Con sua sorpresa (conoscendo l’animo irritabile di Patfoot), sentì l’altro ragazzo prendergli una mano con la stessa delicatezza di quella mattina nel dormiveglia: si volse appena in tempo per vedere le labbra del suo amante posarsi sul polso, prima di cingerlo con il ferro e fare lo stesso sull’altro braccio; rimase immobile, con gli occhi talmente sgranati, mentre Sirius armeggiava con la prima delle cavigliere, che sentì gli occhi riempirsi di lacrime che non riuscivano a traboccare. L’ultima catena si strinse come una carezza e lui rimase immobile ad osservare Black, che si protese su di lui per baciargli la fronte, asciugando le lacrime in silenzio.
– Pad… – balbettò.
– Cosa?
– Mi dispiace…
– Fa niente. O, e per la storia che non prendo mai sul serio le cose… è vero. Perché sinceramente, quando ho visto le catene ho pensato – abbassò la voce, sussurrando direttamente nel suo orecchio – Che è uno spreco usare questa roba solo qualche giorno al mese, no?

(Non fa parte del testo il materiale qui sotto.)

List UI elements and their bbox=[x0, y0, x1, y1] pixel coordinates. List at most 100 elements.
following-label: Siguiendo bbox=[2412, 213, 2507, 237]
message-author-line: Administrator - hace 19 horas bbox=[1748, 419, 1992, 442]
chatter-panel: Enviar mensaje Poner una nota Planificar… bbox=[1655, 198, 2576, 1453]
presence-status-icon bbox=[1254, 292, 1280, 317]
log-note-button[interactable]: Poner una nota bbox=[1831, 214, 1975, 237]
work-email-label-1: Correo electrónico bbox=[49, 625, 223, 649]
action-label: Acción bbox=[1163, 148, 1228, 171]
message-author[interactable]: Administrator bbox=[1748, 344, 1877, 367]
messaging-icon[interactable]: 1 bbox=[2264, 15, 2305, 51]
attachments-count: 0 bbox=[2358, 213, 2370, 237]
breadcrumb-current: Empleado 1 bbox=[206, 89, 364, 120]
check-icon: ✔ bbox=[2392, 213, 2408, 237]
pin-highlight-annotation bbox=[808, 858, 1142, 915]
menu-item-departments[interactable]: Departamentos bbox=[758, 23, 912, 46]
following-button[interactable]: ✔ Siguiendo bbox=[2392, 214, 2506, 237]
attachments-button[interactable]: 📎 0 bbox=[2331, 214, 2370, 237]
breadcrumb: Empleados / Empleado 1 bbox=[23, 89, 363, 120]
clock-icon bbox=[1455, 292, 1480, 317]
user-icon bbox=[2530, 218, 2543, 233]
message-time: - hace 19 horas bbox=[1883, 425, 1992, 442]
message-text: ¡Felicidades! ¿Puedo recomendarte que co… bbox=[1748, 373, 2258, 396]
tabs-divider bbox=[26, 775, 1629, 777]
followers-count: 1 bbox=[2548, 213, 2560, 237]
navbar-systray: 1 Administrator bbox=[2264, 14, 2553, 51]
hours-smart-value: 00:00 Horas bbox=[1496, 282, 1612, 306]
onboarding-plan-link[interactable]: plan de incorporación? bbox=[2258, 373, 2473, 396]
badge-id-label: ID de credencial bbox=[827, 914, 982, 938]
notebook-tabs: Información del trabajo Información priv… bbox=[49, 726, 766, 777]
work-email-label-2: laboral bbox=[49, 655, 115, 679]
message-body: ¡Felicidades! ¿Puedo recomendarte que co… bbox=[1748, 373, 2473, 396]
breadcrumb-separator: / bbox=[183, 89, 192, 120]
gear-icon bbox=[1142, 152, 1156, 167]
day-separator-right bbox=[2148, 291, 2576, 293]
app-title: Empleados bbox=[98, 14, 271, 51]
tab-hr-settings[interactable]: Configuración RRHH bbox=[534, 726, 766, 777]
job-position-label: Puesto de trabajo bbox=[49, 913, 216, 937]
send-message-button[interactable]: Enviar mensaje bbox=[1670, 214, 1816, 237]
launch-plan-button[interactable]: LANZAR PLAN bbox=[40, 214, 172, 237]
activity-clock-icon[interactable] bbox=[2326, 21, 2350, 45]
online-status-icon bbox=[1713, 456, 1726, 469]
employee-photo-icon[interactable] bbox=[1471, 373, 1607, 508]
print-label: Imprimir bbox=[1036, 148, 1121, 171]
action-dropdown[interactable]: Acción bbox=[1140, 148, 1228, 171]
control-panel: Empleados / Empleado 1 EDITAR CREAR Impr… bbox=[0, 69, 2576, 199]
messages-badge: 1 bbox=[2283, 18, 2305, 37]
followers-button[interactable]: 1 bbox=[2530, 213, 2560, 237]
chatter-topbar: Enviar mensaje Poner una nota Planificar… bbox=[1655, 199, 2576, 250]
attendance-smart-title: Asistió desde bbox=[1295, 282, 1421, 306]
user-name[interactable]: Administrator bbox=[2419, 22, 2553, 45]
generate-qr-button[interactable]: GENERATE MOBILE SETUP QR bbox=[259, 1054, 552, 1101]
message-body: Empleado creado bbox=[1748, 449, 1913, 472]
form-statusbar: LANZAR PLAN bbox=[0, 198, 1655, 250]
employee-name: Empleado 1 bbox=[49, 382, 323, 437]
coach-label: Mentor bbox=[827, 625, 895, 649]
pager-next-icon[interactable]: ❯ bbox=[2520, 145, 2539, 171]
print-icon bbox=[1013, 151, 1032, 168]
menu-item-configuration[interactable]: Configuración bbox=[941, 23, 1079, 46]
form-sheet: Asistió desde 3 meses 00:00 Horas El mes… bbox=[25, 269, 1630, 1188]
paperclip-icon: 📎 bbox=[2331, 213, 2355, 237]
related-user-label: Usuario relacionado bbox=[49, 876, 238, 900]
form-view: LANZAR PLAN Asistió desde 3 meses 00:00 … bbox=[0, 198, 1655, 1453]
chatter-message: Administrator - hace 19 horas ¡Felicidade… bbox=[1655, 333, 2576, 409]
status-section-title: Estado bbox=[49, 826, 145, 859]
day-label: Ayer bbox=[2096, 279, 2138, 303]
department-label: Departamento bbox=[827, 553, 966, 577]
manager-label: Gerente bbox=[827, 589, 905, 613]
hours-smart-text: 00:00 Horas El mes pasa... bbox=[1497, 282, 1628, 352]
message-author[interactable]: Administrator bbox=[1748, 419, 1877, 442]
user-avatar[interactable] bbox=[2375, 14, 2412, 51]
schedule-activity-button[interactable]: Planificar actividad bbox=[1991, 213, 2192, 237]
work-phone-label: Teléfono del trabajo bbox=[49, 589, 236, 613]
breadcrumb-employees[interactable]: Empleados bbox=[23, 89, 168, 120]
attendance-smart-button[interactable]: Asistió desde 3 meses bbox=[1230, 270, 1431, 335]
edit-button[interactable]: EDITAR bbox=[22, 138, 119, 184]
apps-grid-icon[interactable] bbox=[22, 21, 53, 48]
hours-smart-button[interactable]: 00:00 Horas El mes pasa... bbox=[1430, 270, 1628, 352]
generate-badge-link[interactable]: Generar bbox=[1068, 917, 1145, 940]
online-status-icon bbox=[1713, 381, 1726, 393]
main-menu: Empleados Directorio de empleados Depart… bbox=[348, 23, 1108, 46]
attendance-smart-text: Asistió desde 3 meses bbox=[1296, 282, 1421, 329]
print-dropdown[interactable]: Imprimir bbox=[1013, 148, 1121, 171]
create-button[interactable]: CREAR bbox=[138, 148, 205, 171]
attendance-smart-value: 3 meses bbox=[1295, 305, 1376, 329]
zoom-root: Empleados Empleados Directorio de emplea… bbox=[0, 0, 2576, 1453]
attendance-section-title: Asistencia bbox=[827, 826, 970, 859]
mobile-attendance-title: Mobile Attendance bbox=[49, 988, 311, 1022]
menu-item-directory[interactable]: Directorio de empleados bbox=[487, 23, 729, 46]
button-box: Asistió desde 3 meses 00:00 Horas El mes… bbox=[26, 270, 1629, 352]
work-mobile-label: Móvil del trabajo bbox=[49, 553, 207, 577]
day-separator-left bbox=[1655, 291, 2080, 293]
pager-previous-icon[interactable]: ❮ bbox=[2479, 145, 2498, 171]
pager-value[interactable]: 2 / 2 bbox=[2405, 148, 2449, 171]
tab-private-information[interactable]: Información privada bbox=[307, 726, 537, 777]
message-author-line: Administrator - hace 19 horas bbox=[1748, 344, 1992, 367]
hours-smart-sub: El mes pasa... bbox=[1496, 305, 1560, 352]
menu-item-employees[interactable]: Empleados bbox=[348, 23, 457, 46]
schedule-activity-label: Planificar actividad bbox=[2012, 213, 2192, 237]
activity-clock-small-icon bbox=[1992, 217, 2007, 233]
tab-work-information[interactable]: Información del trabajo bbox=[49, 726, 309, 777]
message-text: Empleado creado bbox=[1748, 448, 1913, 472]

Remus diede uno strattone alle catene, tentando di stringergli le braccia attorno al collo, e lo serrò in una morsa d’acciaio, limitandosi ad ascoltare il loro respiro; la luce rossa fuori dalla finestra iniziò ad affievolirsi sempre più e allentò la presa, lentamente – Forse è il caso – farfugliò, sentendosi confuso come poche altre volte.
– Oh, giusto – convenne Black, allontanandosi per mutare in cane.
– Un’ultima cosa – disse Lupin, trattenendolo: rimase un istante ad osservare il suo compagno e poi, insieme ad un sorriso, gli sfuggì – Per la storia delle catene… vediamo se riesci a convincermi.
– Sarò molto convincente – rispose Sirius, e il suo ghigno mutò in pochi attimi nel naso umido di Padfoot.
Quella notte la trasformazione gli fece meno male del solito e… beh, per la prima volta trovò una motivazione per non odiare le sue catene.